Eileen places bowls of cabbage soup on the place mats. The table is too big for the small room and there are too many chairs. There’s no room to move.

“Sit down, Eulabee,” Zsolt says, gesturing at the last chair.

I can’t get out of the house fast enough. I run down the stairs, and down the street. The bus comes right away, like it’s been waiting to take me home.





28


I get off the second bus at 25th Avenue and as I approach my house I see two news vans. The lights in my house appear to be off, but I’m sure my parents are home. An anchorwoman is standing in front of a palm tree giving a live report.

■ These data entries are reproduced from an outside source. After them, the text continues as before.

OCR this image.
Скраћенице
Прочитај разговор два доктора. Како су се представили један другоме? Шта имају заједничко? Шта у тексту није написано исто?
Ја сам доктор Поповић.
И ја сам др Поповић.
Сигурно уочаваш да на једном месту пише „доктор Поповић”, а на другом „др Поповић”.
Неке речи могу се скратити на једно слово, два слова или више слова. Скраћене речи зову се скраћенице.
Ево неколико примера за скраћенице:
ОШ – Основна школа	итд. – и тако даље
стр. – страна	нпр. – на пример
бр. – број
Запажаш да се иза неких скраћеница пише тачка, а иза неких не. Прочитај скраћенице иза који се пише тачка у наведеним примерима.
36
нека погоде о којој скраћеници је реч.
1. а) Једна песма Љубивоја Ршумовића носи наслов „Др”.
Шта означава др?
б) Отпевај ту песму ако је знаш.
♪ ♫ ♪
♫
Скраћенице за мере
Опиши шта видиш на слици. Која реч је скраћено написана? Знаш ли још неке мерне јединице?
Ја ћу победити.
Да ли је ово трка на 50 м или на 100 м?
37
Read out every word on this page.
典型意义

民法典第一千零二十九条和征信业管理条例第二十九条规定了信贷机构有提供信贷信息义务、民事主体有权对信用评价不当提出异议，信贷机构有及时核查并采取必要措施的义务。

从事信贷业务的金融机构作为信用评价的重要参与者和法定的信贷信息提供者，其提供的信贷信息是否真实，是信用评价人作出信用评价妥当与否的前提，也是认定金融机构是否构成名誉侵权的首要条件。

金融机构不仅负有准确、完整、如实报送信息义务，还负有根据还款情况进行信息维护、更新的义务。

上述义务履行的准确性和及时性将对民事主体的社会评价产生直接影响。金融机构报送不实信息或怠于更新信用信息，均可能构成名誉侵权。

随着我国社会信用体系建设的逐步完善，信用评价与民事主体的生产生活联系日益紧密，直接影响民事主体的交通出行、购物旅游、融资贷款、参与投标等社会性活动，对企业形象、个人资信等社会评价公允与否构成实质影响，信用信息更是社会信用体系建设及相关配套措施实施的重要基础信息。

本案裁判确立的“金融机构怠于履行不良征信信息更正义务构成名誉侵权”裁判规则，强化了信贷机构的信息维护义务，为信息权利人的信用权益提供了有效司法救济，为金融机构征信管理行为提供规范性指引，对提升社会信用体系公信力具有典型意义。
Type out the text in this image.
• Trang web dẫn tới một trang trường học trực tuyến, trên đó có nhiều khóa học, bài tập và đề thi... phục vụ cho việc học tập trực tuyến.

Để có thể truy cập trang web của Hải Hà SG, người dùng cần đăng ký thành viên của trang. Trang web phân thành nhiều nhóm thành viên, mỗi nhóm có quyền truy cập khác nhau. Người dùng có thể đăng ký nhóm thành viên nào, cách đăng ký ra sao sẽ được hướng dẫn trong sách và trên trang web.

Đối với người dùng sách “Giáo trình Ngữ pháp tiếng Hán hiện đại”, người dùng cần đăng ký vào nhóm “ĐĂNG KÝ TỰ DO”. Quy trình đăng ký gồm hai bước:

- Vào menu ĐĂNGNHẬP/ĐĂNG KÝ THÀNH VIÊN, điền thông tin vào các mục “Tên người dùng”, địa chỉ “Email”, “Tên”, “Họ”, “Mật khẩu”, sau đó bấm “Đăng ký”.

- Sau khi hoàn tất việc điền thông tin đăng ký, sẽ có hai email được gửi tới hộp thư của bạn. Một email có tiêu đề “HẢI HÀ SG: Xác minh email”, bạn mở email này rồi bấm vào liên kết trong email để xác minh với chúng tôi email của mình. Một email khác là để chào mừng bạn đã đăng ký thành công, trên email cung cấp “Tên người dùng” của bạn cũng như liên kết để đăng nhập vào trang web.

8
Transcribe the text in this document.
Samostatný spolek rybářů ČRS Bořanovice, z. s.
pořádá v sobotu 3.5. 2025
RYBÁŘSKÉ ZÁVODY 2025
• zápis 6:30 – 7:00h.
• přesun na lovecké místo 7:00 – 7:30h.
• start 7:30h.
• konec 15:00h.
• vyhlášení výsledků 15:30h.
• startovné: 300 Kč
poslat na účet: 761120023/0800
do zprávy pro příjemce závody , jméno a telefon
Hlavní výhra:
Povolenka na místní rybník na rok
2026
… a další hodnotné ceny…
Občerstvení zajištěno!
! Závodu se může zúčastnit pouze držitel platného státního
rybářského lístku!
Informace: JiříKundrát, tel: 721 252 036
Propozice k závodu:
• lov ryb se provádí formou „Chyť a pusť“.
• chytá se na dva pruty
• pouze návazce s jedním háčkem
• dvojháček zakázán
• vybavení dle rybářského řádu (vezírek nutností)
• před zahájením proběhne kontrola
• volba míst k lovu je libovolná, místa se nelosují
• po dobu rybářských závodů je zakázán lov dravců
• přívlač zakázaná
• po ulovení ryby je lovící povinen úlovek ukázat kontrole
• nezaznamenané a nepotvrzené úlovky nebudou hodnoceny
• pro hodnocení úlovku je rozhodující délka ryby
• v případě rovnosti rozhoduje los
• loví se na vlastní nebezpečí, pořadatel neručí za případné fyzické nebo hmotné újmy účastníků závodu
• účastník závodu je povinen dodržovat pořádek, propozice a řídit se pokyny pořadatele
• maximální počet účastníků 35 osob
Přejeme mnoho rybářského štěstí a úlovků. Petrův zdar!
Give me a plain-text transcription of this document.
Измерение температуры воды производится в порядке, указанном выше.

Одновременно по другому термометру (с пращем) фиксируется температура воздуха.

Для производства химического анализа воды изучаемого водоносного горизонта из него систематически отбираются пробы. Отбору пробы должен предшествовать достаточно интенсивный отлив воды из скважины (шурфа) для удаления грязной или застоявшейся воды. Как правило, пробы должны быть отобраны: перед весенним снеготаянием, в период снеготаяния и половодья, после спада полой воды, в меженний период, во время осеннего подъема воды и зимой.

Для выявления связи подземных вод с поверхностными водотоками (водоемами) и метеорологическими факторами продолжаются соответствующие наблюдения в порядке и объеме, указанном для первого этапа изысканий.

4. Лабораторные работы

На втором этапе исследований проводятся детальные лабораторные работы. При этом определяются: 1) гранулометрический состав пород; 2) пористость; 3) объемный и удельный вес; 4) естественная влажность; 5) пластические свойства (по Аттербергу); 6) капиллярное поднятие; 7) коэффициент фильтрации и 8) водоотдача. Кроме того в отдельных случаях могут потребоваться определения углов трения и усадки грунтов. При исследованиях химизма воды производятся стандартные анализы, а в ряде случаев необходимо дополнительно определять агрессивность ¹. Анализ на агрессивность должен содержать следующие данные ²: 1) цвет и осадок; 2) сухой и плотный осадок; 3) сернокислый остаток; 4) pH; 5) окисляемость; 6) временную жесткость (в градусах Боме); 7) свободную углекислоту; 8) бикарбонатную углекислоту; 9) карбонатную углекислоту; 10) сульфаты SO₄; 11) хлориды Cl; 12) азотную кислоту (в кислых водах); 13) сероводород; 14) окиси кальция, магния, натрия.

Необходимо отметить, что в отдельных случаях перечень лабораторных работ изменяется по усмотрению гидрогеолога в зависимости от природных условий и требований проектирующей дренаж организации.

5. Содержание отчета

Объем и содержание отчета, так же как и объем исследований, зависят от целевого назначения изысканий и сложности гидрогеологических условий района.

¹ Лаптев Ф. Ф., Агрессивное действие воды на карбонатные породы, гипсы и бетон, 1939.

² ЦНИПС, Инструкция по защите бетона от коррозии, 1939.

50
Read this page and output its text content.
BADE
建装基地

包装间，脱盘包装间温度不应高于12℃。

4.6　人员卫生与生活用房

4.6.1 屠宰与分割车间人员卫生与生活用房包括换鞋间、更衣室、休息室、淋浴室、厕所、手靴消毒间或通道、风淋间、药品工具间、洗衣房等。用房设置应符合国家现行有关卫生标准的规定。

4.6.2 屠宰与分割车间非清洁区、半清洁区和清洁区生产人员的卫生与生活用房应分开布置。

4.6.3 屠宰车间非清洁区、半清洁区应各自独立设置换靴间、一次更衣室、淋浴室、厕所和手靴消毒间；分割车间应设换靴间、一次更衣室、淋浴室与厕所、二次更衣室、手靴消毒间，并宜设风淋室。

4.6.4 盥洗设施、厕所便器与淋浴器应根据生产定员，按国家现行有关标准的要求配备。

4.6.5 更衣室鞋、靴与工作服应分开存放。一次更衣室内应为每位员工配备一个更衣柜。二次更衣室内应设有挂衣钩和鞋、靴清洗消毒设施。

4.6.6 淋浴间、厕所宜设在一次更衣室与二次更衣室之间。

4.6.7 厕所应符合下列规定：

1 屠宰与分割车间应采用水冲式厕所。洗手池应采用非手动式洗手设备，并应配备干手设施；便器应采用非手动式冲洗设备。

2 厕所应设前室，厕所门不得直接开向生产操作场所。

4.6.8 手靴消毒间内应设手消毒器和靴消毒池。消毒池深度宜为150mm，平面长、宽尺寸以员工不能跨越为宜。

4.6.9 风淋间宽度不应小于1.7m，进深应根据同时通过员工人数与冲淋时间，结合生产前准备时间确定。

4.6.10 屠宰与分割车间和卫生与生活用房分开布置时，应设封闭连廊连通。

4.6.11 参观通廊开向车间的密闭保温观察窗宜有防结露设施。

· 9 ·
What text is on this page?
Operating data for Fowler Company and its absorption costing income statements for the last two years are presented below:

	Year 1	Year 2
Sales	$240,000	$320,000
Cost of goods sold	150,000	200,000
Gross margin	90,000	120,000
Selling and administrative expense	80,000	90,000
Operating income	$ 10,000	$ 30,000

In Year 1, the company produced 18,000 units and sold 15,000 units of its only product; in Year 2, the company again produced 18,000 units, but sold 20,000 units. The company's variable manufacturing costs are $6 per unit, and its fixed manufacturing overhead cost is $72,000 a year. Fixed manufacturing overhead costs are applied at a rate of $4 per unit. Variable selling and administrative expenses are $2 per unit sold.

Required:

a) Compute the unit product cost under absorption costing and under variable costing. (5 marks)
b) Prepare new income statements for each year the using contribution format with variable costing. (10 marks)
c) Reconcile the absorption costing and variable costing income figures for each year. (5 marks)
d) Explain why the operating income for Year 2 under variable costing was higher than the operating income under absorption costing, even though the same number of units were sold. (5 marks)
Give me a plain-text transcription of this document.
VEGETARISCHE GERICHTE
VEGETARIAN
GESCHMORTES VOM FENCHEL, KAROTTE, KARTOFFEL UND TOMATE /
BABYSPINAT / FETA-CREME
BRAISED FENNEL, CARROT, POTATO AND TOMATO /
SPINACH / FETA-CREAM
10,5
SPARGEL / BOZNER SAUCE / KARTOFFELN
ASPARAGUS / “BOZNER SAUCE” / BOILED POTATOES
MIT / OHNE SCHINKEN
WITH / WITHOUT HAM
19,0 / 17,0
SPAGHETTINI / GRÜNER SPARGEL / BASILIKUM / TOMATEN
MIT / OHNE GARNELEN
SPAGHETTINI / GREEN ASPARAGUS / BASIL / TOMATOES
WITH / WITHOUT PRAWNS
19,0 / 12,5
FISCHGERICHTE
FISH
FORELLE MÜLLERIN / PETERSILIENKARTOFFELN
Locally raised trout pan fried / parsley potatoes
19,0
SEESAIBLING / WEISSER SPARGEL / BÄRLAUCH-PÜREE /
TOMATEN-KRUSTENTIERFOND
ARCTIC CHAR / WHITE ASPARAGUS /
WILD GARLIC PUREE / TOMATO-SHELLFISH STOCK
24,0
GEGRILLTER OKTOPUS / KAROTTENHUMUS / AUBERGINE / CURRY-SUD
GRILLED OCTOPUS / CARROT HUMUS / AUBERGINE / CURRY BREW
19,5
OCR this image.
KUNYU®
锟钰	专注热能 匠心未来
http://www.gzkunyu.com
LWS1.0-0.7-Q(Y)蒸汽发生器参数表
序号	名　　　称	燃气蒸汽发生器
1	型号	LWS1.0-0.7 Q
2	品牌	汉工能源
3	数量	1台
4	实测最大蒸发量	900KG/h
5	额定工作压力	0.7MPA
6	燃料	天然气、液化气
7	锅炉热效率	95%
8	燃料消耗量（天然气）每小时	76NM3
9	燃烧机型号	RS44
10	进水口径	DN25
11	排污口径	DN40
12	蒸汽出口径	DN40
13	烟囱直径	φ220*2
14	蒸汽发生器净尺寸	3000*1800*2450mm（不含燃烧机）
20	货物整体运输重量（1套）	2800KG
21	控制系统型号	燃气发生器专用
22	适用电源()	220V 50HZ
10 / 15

I turn around and run without stopping until I get to the ballet school.

I open the door to the shed and find a figure sitting on the couch. I scream.

“Well done,” Maria Fabiola says. “I never knew you wanted to be in the spotlight.”

Seeing another person in the shed seems like a terrible invasion. Maria Fabiola appears outsized, like a fairy-tale wolf.

“What?” I say, closing the door behind me. “You’re totally wrong.”

“Um, then why are you hiding in this shed?” Maria Fabiola says. She gestures around the room, as though to remind me of my environment.

“I did something bad,” I say.

“Yeah, everyone knows that you wrote the valentines,” Maria Fabiola says. “There aren’t that many clever girls in our class who are also that stupid. And when you didn’t show up for school it was obvious it was you.”